Оливер какое-то время наблюдал за ней, затем рассмеялся неестественным смехом, в котором не было ни капли добросердечного юмора, и принялся поправлять шейный платок.

– Я думал... – встряхнул головой Оливер. – Я допустил ошибку, мисс Гринтри. У меня и раньше имелись подозрения на ваш счет, и вот теперь они подтвердились.

У Вивианны неожиданно пересохли губы.

– Вы сказали, что хотите меня, но не желаете понять меня и пойти мне навстречу – продлить аренду Кендлвуда? В таком случае я сомневаюсь в искренности ваших слов.

Он улыбнулся, и привычное выражение его лица сменилось маской чопорной вежливости.

– Удивляюсь тому, как долго вам удалось сохранять девственность, Вивианна. Или я все-таки ошибаюсь? Неужели какой-нибудь проворный малый из Йоркшира опередил меня?

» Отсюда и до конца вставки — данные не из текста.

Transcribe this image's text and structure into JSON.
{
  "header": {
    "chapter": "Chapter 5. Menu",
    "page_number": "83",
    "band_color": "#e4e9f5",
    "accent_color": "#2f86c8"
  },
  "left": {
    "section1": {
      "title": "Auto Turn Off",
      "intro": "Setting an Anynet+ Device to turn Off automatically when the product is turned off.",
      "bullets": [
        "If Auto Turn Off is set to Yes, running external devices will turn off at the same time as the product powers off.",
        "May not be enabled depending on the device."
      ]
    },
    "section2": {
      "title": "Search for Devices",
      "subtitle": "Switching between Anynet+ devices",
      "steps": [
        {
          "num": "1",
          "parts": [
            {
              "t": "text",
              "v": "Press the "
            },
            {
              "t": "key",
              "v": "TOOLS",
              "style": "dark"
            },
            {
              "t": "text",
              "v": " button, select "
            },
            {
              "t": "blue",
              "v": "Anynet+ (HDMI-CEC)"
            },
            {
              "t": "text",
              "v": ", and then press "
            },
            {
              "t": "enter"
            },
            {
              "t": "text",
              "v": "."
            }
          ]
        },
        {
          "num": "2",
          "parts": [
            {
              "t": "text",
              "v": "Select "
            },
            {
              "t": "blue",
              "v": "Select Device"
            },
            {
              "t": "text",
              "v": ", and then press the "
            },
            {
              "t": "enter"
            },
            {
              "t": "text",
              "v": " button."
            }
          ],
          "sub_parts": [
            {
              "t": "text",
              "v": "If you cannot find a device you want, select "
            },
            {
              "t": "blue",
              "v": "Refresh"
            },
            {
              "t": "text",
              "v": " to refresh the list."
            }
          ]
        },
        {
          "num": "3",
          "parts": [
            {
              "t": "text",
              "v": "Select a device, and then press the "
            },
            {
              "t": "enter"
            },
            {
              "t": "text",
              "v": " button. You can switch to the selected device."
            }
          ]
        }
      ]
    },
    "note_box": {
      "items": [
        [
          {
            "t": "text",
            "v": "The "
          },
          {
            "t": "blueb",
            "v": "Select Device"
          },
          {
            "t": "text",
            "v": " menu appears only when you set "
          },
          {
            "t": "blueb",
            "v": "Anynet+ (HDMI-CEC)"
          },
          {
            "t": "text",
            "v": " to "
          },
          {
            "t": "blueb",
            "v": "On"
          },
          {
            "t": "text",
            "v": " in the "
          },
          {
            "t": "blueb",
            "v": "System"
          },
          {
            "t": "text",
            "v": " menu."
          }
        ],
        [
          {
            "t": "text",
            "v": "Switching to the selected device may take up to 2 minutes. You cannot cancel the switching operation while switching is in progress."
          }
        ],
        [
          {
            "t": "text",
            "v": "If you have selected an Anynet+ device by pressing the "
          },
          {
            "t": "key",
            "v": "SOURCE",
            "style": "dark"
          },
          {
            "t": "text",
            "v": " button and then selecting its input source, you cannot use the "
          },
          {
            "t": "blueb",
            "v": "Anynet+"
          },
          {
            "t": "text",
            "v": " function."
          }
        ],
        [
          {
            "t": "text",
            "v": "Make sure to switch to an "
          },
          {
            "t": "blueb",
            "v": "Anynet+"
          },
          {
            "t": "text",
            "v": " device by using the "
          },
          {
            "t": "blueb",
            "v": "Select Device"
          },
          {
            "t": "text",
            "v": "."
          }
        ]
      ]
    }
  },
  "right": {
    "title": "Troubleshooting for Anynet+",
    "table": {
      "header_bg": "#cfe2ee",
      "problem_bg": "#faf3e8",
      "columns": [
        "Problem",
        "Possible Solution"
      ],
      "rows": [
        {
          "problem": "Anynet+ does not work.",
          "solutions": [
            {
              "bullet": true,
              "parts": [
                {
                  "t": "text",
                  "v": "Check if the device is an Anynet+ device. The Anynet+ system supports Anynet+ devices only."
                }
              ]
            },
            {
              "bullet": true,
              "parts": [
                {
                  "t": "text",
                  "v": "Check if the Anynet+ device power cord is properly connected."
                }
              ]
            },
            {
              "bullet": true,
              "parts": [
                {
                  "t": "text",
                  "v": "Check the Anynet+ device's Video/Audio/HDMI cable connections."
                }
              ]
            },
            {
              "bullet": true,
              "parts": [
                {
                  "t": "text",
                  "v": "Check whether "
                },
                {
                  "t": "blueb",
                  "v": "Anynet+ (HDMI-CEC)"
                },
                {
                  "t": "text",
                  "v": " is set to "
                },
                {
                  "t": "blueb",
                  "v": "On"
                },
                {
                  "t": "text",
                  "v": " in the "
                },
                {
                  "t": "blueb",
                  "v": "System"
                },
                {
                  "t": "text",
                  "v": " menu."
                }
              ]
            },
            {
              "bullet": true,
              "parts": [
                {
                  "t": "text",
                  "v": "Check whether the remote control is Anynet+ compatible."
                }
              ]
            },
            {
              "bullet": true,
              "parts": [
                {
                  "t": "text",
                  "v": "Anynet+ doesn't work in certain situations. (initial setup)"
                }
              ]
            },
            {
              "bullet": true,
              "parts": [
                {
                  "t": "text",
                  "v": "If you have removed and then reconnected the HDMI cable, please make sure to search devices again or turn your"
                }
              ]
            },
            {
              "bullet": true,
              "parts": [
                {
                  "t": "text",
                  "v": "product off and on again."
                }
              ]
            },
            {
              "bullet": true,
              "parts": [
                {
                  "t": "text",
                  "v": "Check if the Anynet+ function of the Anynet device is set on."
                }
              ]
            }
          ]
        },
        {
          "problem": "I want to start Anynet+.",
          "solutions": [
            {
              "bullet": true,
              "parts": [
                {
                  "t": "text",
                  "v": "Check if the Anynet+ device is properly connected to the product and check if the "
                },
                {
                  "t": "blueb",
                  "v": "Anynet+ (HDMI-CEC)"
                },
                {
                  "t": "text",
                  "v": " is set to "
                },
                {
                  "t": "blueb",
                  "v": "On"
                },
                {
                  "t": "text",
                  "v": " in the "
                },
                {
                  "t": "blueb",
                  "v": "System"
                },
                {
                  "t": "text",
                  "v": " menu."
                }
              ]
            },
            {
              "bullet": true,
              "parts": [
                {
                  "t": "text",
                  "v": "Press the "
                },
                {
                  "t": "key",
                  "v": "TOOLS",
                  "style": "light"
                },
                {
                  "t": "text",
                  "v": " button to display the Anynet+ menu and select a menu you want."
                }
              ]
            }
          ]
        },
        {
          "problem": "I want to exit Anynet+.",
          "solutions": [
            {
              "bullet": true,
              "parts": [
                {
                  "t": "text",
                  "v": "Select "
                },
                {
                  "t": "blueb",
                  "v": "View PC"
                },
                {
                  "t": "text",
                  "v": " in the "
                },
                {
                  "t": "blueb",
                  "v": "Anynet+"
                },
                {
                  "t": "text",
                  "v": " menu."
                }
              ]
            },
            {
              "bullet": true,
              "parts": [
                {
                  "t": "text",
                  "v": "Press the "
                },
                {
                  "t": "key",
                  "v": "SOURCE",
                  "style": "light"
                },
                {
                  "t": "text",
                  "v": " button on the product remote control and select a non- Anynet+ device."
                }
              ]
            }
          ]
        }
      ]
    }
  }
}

Вивианна, не раздумывая, дала ему пощечину.

Звонкий хлопок утонул в грохоте аплодисментов зрительного зала. Голова Оливера от удара дернулась в сторону, и на его щеке расцвело алое пятно.

Никогда в жизни она не совершала ничего подобного, и ей сделалось стыдно и горько. «Защитите свое сердце!» Слишком поздно, уже слишком поздно...

– Разве вы не такой, как Тоби Рассел? Вы такой же негодяй, как и он, который думает только о себе и своих удовольствиях!

В глазах Оливера мелькнуло удивление. Его губы растянулись в улыбке. Эта была та самая улыбка, подумала Вивианна, за которую любая женщина отдала бы все на свете.

– Но тогда получается, что и вы ничем не отличаетесь от Афродиты, разве не так? Вы продаете себя в обмен на что-то такое, что вам нужно.

– Но приют – это совсем другое!..

– Это то же самое, что рубин или изумруд.

– Можете думать, как вам угодно!.. – рассерженно прошептала Вивианна.

– Вне всякого сомнения, – угрюмо отозвался Оливер. – Можете в этом не сомневаться, буду думать так, как мне угодно.

Вивианна решительно направилась к выходу и резким толчком распахнула дверь. Шагнув за порог, она сразу же смешалась с толпой зрителей.

У нее было ощущение, что вместе с вечером в опере закончилась и ее жизнь.

Оливер проводил ее к выходу, стараясь держаться от нее на почтительном расстоянии. Первой ее мыслью было предположение о том, что он не хочет подчеркивать возникшую между ними близость, однако чуть позже она поняла, что такое поведение продиктовано исключительно неприязнью.

«Неужели какой-нибудь проворный малый из Йоркшира опередил меня?..»

Наверное, она обидела его. Кто бы мог подумать, что такие невинные слова способны так сильно уязвить мужское самолюбие? И все же Вивианне многое стало ясно. «Вы ничем не отличаетесь от Афродиты». Он вознес ее на пьедестал, с которого она сама неуклюже слетела, сопроводив падение грохотом.

Но ведь это была его ошибка, а не ее, верно?

Или все-таки дело обстоит гораздо серьезнее, чем она думает?

Оливер по-прежнему оставался для нее загадкой. Он многое недоговаривает, хранит в себе много секретов и, конечно же, совершил немало ошибок. Он чувствует себя виновным в смерти брата, но отказывается выполнить ее просьбу не трогать Кендлвуд и не лишать несчастных сирот крыши над головой. Однако, даже, несмотря на это, он по-прежнему остается ей симпатичен и ее неудержимо, помимо ее воли, тянет к нему.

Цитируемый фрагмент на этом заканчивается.